Fankhauser, who took over as Cook boss from Harriet Green in November, has created a smaller top management team to “take the decisions”.
This four-strong executive committee includes Fankhauser, chief financial officer Michael Healy, chief airlines and hotels officer Christoph Debus, and chief corporate officer Craig Stoehr.
Fankhauser said that Green previously had more than 20 people reporting directly to her and this structure needed to be streamlined.
He added that this did not mean that he had “cleared out people” in his first three months as chief executive, although he has removed the role of chief operating officer – a position Fankhauser held before his promotion.
Fankhauser has admitted that the company is relying on the “robust” strength of its UK division to meet profit expectations for the current financial year which runs to the end of September.
He said that the UK business was helping to offset a downturn in sales in Germany and the Nordic regions. Although sales have picked up in recent weeks.
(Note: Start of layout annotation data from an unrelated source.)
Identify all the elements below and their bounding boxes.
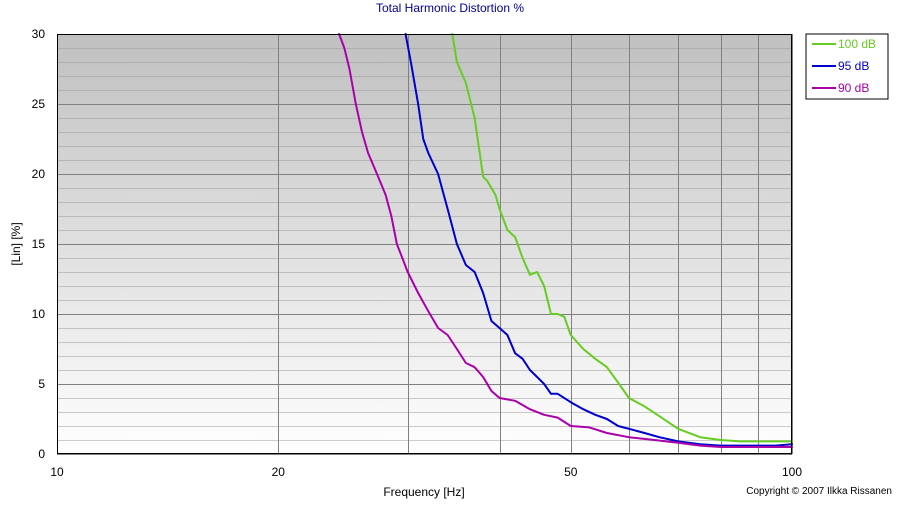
- x-axis-label: Frequency [Hz]: [383, 485, 464, 499]
- x-tick-label: 100: [782, 465, 802, 479]
- y-axis-label: [Lin] [%]: [9, 222, 23, 265]
- legend-label: 90 dB: [838, 81, 869, 95]
- plot-border: [57, 34, 792, 454]
- y-tick-label: 25: [32, 97, 46, 111]
- chart-title: Total Harmonic Distortion %: [376, 1, 524, 15]
- x-tick-label: 10: [50, 465, 64, 479]
- tick-labels: 0 5 10 15 20 25 30 10 20 50 100: [32, 27, 803, 479]
- y-tick-label: 0: [38, 447, 45, 461]
- grid-lines: [57, 34, 793, 455]
- y-tick-label: 5: [38, 377, 45, 391]
- y-tick-label: 30: [32, 27, 46, 41]
- x-tick-label: 20: [272, 465, 286, 479]
- copyright-note: Copyright © 2007 Ilkka Rissanen: [746, 486, 892, 497]
- series-line-90-db: [338, 33, 793, 448]
- legend-label: 100 dB: [838, 37, 876, 51]
- series-line-95-db: [404, 33, 793, 447]
- y-tick-label: 10: [32, 307, 46, 321]
- x-tick-label: 50: [564, 465, 578, 479]
- legend: 100 dB 95 dB 90 dB: [805, 33, 889, 100]
- y-tick-label: 15: [32, 237, 46, 251]
- legend-label: 95 dB: [838, 59, 869, 73]
- series-layer: [338, 33, 793, 448]
- y-tick-label: 20: [32, 167, 46, 181]
- series-line-100-db: [451, 33, 793, 443]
The UK division made its highest underlying profit margin of 3.7% since 2009 during the last 12 months, which compares with a margin of 2.3% for the corresponding period in 2013-14.
But the UK still made an operating loss of £62 million in the quarter to December 31, 2014 – although this was a £7 million improvement on last year’s quarterly loss of £69 million.
Fankhauser expects this momentum in the UK to be maintained by stronger demand for long-haul holidays helped by the decision by the government to axe Air Passenger Duty for children under 12 for flights from May 1.
He added that the relaunch of Cook’s premium brand, Signature, in the UK had already seen sales increase by 20% for this summer compared with last year.
“We are seeing increasing demand for long-haul holidays as we are improving our offer in the market which is driven by our inhouse airline,” said Fankhauser.
“Customers will also have the advantage of the cutting of APD for kids – this will give us a tailwind because a family with two children will have to pay £140 less tax for their holidays.”
Fankhauser said the three key strategies for Cook would be: improving the quality of holidays through more differentiated or exclusive resorts (such as its Sentido and Smartline brands), selling through all channels, and “running the business as efficiently as we can”.
Cook made an operating loss of £73 million for the quarter compared to a deficit of £122 million for the same period in 2014. Revenue was up by 1.6% to £1.52 billion on a “like for like” basis but was down by 8.3% overall year-on-year.
Analysts are expecting Cook to make an underlying profit of £375 million before interest and tax in 2015, compared with a profit of £323 million last year.